The setup was done on my local Ubuntu server (192.168.1.44) where I already run parts of my homelab stack like:

  • Coolify
  • Traefik
  • Portainer
  • Authentik
  • PostgreSQL
  • Redis

This project helped me simulate cloud infrastructure locally without touching real AWS.


What I Was Trying to Build

The project uses:

  • Ministack as a local AWS emulator
  • MinIO for S3-compatible storage
  • Ansible for provisioning
  • Docker Compose for orchestration

The idea is to create a local “fake AWS cloud” where tools like:

  • AWS CLI
  • Terraform
  • IaC workflows

can run exactly like they would against real AWS.

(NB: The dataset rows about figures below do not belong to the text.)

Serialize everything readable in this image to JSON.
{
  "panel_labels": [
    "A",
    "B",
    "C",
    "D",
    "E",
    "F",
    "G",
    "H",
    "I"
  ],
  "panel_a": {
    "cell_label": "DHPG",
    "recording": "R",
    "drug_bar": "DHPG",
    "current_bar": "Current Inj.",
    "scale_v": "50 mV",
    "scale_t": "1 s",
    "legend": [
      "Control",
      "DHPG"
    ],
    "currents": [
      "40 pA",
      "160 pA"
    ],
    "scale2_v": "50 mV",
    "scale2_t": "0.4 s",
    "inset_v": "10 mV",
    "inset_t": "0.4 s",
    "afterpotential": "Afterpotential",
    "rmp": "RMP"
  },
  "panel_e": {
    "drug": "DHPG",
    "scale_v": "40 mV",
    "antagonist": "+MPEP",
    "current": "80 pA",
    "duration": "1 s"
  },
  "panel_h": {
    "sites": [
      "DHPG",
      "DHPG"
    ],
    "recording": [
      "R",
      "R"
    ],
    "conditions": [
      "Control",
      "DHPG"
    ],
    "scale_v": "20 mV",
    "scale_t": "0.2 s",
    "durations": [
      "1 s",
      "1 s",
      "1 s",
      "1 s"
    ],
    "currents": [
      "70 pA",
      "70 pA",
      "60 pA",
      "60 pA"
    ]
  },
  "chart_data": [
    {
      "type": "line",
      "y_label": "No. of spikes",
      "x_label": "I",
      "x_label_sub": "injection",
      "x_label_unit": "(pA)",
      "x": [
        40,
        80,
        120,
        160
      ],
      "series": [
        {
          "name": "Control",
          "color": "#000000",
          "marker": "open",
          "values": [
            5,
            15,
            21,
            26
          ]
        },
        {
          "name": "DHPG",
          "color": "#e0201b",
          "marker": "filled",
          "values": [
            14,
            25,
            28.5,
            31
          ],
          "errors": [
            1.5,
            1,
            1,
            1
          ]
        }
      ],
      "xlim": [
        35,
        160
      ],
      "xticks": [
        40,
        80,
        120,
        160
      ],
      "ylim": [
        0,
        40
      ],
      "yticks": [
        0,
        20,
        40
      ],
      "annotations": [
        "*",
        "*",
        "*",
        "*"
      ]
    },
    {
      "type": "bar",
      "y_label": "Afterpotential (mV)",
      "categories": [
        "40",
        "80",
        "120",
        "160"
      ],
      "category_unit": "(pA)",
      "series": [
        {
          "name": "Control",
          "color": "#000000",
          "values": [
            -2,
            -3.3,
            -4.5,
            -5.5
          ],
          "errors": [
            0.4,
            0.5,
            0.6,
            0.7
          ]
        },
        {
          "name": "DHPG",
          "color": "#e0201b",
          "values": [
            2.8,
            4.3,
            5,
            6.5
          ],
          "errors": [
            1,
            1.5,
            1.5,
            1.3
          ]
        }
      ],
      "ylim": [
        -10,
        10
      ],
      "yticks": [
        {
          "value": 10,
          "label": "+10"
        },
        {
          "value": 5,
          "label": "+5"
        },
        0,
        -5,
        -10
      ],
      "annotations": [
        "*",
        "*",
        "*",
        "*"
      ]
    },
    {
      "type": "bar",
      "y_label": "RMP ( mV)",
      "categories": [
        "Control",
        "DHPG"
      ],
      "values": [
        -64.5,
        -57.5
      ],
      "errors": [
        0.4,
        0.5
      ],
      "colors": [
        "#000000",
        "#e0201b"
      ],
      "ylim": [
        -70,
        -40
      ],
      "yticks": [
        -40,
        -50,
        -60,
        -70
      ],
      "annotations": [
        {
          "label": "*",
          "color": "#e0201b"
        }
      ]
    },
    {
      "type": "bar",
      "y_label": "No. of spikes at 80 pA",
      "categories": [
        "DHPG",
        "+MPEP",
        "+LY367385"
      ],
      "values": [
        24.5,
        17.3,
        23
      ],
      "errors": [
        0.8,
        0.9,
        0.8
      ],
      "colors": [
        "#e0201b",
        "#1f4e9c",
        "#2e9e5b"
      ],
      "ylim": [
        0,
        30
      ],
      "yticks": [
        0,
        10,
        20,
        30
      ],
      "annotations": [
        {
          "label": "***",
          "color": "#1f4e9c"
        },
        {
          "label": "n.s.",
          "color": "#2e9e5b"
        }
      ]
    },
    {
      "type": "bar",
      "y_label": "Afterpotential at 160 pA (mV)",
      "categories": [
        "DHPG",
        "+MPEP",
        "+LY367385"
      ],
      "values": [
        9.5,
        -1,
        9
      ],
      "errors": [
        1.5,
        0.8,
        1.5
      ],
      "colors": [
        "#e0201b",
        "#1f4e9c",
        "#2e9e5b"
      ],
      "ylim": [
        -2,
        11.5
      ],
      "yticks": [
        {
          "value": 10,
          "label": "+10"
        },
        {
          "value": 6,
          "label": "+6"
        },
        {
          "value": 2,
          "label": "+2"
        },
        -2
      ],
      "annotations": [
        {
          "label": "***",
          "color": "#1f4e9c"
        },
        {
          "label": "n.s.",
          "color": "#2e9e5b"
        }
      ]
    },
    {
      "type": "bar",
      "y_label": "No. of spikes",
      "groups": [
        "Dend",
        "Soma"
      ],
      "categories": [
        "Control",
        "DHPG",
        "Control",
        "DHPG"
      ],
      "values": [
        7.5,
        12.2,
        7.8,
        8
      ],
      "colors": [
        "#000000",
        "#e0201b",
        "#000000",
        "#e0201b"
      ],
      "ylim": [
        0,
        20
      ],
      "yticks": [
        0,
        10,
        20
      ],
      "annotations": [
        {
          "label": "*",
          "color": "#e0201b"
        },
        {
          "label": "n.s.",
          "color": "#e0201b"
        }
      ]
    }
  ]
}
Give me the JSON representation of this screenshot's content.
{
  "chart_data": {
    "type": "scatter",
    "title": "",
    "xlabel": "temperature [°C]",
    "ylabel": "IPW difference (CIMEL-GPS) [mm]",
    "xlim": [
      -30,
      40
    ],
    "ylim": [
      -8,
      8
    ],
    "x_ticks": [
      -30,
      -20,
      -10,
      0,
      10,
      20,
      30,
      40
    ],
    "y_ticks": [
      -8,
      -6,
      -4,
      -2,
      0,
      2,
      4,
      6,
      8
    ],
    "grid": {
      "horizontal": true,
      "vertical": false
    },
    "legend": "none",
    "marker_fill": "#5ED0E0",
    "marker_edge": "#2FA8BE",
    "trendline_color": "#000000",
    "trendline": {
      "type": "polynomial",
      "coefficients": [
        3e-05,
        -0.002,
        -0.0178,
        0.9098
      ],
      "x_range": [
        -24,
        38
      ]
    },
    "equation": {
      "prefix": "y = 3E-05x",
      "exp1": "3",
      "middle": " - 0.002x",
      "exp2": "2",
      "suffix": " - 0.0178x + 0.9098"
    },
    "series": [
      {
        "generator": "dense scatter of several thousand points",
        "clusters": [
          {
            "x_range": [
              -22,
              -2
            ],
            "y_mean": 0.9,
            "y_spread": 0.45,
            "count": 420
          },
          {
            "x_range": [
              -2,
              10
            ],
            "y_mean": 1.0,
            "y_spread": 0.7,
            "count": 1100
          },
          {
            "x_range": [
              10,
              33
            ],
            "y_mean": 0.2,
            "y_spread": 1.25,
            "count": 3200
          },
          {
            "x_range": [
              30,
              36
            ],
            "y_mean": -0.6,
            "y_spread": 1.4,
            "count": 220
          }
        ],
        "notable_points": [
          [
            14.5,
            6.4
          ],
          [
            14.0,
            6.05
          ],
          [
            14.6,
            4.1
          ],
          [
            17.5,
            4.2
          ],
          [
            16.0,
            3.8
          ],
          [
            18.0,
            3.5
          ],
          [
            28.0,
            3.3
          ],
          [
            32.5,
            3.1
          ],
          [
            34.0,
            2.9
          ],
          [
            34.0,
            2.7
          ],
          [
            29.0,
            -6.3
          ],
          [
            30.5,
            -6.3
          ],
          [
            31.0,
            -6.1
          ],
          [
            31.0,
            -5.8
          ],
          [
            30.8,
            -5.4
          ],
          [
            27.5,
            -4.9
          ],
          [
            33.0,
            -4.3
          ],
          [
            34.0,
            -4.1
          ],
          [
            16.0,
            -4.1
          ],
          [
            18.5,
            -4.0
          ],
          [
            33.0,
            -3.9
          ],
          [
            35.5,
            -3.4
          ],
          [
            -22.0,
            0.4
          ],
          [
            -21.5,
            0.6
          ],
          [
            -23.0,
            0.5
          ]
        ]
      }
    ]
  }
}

After setup, commands like:

aws s3 ls
aws dynamodb list-tables

worked directly against my homelab server.

That means:

  • S3 APIs were operational
  • DynamoDB APIs worked
  • Terraform backend resources could be simulated locally

The Most Valuable Part: Debugging

The setup did not work perfectly on the first try — and honestly, that became the most useful part of the entire experience.

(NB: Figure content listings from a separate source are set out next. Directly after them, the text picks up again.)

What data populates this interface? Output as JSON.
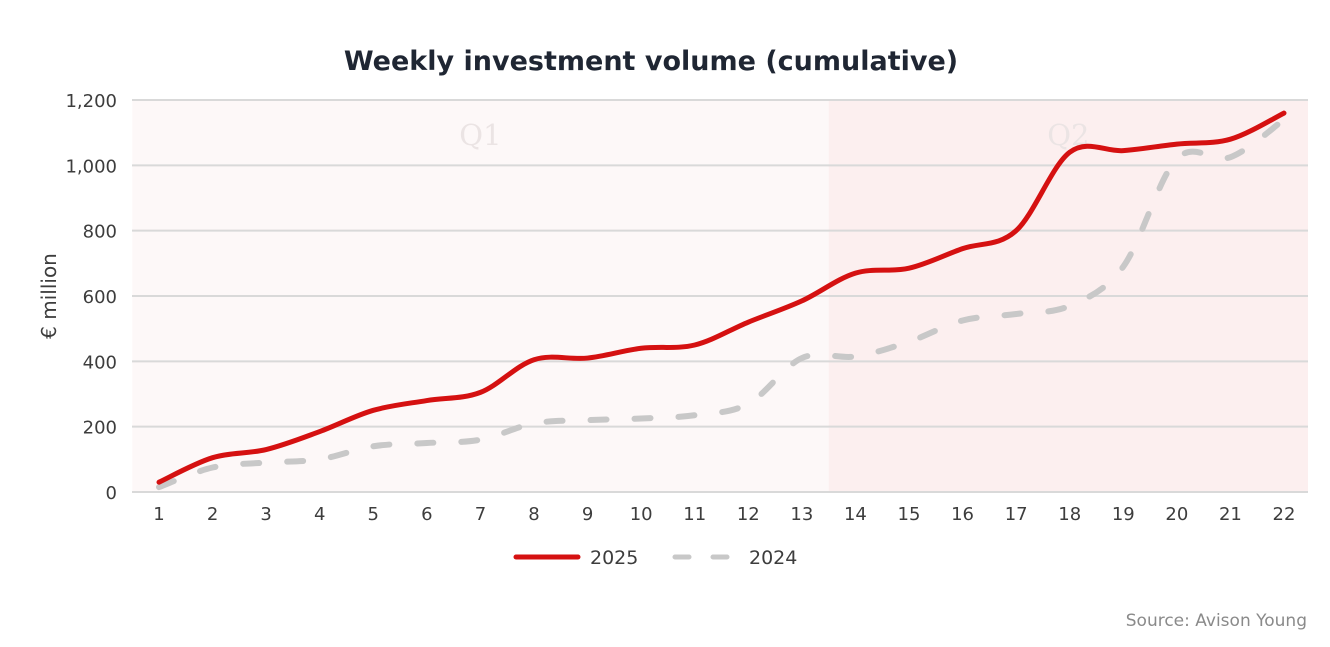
{
  "chart_data": {
    "type": "line",
    "title": "Weekly investment volume (cumulative)",
    "xlabel": "",
    "ylabel": "€ million",
    "x": [
      1,
      2,
      3,
      4,
      5,
      6,
      7,
      8,
      9,
      10,
      11,
      12,
      13,
      14,
      15,
      16,
      17,
      18,
      19,
      20,
      21,
      22
    ],
    "x_tick_labels": [
      "1",
      "2",
      "3",
      "4",
      "5",
      "6",
      "7",
      "8",
      "9",
      "10",
      "11",
      "12",
      "13",
      "14",
      "15",
      "16",
      "17",
      "18",
      "19",
      "20",
      "21",
      "22"
    ],
    "ylim": [
      0,
      1200
    ],
    "y_ticks": [
      0,
      200,
      400,
      600,
      800,
      1000,
      1200
    ],
    "y_tick_labels": [
      "0",
      "200",
      "400",
      "600",
      "800",
      "1,000",
      "1,200"
    ],
    "grid": true,
    "bands": [
      {
        "label": "Q1",
        "from_week": 0.5,
        "to_week": 13.5,
        "color": "#fdf8f8"
      },
      {
        "label": "Q2",
        "from_week": 13.5,
        "to_week": 22.5,
        "color": "#fcefef"
      }
    ],
    "series": [
      {
        "name": "2025",
        "style": "solid",
        "color": "#d51111",
        "values": [
          30,
          105,
          130,
          185,
          250,
          280,
          305,
          405,
          410,
          440,
          450,
          520,
          585,
          670,
          685,
          745,
          800,
          1040,
          1045,
          1065,
          1080,
          1160
        ]
      },
      {
        "name": "2024",
        "style": "dashed",
        "color": "#c8c8c8",
        "values": [
          15,
          75,
          90,
          100,
          140,
          150,
          160,
          210,
          220,
          225,
          235,
          270,
          410,
          415,
          460,
          525,
          545,
          570,
          690,
          1020,
          1025,
          1140
        ]
      }
    ],
    "legend": {
      "placement": "bottom-center",
      "entries": [
        "2025",
        "2024"
      ]
    },
    "source": "Source: Avison Young"
  }
}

I faced several real infrastructure issues:

SSH Authentication Problems

Initially:

Permission denied (publickey)

I had to:

  • generate keys
  • configure authorized_keys
  • fix SSH identity paths
  • validate Ansible connectivity

This mirrored the exact type of issue that happens in real infrastructure environments.


Docker IPv6 Networking Issues

Docker image pulls failed because Docker attempted IPv6 first:

dial tcp [2606:4700::...]:443:
connect: network is unreachable

This turned out to be a homelab networking issue where:

  • IPv4 worked
  • IPv6 routing was incomplete

Fixing this required:

  • debugging Docker networking
  • editing daemon.json
  • understanding how Docker resolves network routes

Container Healthcheck Problems

One interesting issue: awslab-ministack showed as unhealthy even though the APIs worked perfectly.

Commands like:

aws s3 ls
curl http://192.168.1.44:4566

worked correctly.

This was a good reminder that:

  • healthchecks are important
  • but they can also become misleading debugging signals

Port Collisions in a Real Homelab

Another issue came from running existing services.

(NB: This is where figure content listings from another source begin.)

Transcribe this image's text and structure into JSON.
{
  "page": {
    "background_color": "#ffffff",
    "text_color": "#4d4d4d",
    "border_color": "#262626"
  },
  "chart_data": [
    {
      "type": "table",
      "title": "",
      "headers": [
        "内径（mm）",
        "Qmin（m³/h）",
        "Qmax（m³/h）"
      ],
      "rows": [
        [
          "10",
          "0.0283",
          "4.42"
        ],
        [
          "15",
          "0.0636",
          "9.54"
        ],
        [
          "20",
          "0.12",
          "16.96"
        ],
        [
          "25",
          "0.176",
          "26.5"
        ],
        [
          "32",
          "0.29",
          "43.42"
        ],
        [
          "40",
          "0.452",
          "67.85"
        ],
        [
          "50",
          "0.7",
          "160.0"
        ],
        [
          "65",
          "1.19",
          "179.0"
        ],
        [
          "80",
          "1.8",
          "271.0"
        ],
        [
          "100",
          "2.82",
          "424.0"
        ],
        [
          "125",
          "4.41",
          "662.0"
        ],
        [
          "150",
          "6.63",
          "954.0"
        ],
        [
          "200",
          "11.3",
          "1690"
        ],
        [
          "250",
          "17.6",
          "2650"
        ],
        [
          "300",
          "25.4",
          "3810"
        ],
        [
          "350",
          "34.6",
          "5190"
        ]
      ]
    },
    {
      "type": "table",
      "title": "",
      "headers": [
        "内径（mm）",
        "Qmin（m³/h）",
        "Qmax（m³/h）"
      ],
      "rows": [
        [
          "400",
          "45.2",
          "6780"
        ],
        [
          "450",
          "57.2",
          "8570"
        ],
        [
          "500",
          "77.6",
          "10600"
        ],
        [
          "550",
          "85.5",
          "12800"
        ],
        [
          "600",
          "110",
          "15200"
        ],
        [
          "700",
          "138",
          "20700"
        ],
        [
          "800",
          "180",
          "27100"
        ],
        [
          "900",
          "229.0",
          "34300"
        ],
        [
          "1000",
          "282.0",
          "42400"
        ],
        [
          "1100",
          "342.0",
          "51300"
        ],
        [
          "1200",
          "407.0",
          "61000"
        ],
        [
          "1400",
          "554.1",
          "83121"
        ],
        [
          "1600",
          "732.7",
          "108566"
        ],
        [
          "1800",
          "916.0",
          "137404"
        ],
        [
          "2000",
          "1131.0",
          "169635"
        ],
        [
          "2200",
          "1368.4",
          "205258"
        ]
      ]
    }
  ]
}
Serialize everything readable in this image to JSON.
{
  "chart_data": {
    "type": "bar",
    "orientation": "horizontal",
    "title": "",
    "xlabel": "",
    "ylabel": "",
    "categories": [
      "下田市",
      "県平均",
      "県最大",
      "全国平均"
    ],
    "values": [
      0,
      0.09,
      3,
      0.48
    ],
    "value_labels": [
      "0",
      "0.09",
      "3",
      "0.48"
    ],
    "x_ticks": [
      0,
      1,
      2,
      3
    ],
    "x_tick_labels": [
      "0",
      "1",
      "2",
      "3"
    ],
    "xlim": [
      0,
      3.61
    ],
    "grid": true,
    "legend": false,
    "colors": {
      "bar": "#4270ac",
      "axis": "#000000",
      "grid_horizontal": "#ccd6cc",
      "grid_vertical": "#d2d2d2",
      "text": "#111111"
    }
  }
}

I already had Portainer using:

9000/tcp

But MinIO also wanted:

9000/tcp

This caused silent startup failures.

That problem felt very realistic because real infrastructure environments often have:

  • shared hosts
  • existing services
  • conflicting ports
  • networking assumptions

What I Learned

This project taught me that infrastructure engineering is less about memorizing commands and more about:

  • reading logs
  • validating assumptions
  • understanding networking
  • tracing failures
  • debugging systems incrementally

The most valuable moments were not the successful commands.

They were:

  • broken healthchecks
  • failing Docker pulls
  • SSH auth problems
  • container startup debugging

because that’s where the real learning happened.


Current Result

At the end of the setup I successfully:

  • connected AWS CLI to my homelab
  • created S3 buckets locally
  • interacted with DynamoDB APIs
  • automated provisioning using Ansible
  • validated fake AWS infrastructure locally

Example:

aws s3 ls

returned:

test-bucket

from my own server.


What I Want to Build Next

This was only the first phase.

The next steps I want to explore are:

  • Terraform remote state on MinIO
  • multi-environment infrastructure
  • Kubernetes integration
  • GitOps workflows
  • monitoring and observability
  • service mesh networking
  • internal platform engineering workflows

I also want to continue documenting:

  • setup issues
  • debugging notes
  • architecture decisions
  • homelab experiments

because that process itself is becoming one of the most valuable learning tools.


Final Thoughts

One thing I realized during this project:

Real infrastructure work is not “clean.”

Things fail constantly:

  • networking
  • authentication
  • ports
  • healthchecks
  • containers
  • configs

The important skill is being able to:

  • isolate the issue
  • understand the system
  • debug calmly
  • iterate toward a fix

This setup gave me a much more realistic understanding of how modern infrastructure systems behave beyond tutorials and simple deployments.